Den Spass eigene LMP1-Autos zu konstruieren und zu bauen kann sich mittlerweile fast kein Sportwagenteam mehr leisten. Noch nicht einmal Rennwagenhersteller können es sich mehr erlauben, LMP1 zu verkaufen, siehe Lola. Pescarolo war der letzte Mohikaner in einem Sport, der mal wieder im Wandel ist. 2014 werden wir vielleicht nur noch Werke in der LMP1 sehen, der ACO will es so.

Weggefährten von Pescarolo zogen weitaus früher die Reissleine.

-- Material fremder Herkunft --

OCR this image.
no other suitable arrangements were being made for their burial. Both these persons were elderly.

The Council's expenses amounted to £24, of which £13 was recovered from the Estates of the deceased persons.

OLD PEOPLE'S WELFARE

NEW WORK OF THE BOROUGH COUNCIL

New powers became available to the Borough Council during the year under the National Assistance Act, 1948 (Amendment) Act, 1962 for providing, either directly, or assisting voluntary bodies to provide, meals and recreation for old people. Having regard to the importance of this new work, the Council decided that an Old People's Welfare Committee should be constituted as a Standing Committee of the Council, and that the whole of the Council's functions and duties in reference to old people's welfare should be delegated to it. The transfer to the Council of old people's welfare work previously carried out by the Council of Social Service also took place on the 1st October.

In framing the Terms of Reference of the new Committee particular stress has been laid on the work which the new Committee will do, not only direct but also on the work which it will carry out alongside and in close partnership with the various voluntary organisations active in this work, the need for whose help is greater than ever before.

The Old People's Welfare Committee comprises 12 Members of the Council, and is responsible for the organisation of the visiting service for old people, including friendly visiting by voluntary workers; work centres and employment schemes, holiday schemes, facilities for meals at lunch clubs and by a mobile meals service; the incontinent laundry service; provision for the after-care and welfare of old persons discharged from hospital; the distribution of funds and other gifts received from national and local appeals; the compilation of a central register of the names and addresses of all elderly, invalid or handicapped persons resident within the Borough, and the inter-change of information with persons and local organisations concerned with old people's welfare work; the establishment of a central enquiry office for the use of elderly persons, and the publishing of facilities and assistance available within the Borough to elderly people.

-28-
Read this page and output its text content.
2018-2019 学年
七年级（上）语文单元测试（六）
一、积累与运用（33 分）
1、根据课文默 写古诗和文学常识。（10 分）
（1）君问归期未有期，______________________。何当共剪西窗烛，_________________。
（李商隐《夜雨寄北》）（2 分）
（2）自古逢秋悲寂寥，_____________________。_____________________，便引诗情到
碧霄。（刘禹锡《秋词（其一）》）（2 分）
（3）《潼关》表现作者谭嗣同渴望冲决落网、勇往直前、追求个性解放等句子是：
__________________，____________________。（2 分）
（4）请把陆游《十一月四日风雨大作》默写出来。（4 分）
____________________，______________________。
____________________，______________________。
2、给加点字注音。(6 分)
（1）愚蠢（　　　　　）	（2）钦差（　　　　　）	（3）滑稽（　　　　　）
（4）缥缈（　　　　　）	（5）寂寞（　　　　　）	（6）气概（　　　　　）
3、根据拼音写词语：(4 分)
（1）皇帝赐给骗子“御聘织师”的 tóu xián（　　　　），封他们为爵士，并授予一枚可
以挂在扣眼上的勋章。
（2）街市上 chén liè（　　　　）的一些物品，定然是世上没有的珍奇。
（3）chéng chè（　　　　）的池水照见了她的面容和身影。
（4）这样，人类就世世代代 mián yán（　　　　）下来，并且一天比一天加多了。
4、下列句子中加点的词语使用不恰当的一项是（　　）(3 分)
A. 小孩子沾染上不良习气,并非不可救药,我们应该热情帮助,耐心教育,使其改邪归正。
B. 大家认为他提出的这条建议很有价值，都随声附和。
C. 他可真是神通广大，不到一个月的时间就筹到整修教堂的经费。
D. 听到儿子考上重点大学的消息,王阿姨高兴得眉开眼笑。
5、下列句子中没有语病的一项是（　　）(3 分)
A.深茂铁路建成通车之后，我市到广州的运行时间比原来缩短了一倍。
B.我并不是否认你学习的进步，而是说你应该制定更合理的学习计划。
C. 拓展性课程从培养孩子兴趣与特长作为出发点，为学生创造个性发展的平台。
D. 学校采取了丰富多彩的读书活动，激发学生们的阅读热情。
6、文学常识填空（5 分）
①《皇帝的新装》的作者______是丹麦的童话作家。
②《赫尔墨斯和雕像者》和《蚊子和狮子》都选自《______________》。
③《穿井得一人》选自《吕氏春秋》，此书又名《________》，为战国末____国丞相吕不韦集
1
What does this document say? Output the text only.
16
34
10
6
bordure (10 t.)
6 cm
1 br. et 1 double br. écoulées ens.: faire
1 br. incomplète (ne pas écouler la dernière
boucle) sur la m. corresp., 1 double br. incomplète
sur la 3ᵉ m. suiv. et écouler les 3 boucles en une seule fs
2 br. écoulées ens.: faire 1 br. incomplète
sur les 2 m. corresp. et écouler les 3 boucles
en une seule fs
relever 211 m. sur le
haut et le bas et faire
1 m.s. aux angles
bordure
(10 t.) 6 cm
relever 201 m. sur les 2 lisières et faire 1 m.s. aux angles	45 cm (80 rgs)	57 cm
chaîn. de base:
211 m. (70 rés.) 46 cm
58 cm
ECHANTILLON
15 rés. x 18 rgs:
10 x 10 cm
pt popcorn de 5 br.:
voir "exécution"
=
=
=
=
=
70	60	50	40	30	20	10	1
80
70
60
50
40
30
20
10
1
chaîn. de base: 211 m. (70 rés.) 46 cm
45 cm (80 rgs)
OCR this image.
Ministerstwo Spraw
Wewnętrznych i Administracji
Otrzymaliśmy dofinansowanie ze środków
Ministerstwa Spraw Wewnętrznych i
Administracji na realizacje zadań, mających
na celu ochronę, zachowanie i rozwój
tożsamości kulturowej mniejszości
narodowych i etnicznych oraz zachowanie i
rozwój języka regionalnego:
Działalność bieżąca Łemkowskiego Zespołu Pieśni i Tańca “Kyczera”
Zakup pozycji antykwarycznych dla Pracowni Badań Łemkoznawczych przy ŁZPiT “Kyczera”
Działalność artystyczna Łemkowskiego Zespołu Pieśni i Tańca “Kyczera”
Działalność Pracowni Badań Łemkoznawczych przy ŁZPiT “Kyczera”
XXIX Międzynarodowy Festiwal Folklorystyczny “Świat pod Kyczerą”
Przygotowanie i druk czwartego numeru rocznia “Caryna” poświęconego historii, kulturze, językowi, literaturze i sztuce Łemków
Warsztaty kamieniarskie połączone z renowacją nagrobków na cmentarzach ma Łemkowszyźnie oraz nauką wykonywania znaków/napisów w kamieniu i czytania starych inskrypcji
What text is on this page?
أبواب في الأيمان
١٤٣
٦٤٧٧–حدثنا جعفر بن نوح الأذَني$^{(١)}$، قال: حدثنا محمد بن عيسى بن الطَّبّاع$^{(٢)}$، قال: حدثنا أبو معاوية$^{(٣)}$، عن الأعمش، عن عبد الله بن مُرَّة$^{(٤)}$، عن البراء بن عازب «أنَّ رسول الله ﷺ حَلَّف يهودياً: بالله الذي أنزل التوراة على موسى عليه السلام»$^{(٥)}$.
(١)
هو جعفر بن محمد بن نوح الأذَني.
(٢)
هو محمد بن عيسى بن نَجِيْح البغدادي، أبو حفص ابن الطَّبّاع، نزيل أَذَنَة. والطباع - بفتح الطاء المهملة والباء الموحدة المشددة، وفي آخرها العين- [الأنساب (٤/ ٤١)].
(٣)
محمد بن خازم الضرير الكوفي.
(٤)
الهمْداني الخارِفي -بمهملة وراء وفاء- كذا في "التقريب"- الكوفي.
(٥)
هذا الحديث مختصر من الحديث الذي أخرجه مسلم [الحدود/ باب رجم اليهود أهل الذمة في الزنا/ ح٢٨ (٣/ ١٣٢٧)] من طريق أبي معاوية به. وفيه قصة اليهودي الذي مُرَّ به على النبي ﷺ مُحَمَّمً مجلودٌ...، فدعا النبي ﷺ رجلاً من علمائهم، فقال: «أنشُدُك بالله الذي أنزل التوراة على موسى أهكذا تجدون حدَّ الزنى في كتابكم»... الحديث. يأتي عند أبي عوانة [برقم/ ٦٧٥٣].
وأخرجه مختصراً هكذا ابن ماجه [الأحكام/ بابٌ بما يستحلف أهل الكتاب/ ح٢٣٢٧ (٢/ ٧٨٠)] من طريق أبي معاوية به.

Yves Courage musste 2007 an Oreca verkaufen, obwohl dessen LMP2 C65 seinerzeit kommerziell ähnlich erfolgreich waren heute der Oreca 03. Zytek verzichtet schon lange auf «Werkseinsätze» in der LMP1 und war zwischendurch auch schon mal bankrott. Und auch so skurrile Nebendarsteller Giovanni Lavaggi mit seinem LMP, Creation Autosportif oder Laurence Pearce mit seinen urigen Lister Storm deckten ihre Prototypen irgendwann zu und liess es gut gewesen sein.

Pescarolo hielt zwar bis 2012 durch, fiel aber zwei Mal ordentlich auf die Nase als er sich mit den falschen Leuten einliess. Auch für einen weiteren Anlauf braucht Pesca wieder Partner. Doch aller Guten Dinge sollten in diesem Fall nicht drei sein. Besser jetzt ein Ende mit Schrecken als weiter Schrecken ohne Ende. Und danke für die tolle Zeit, Monsieur Pescarolo.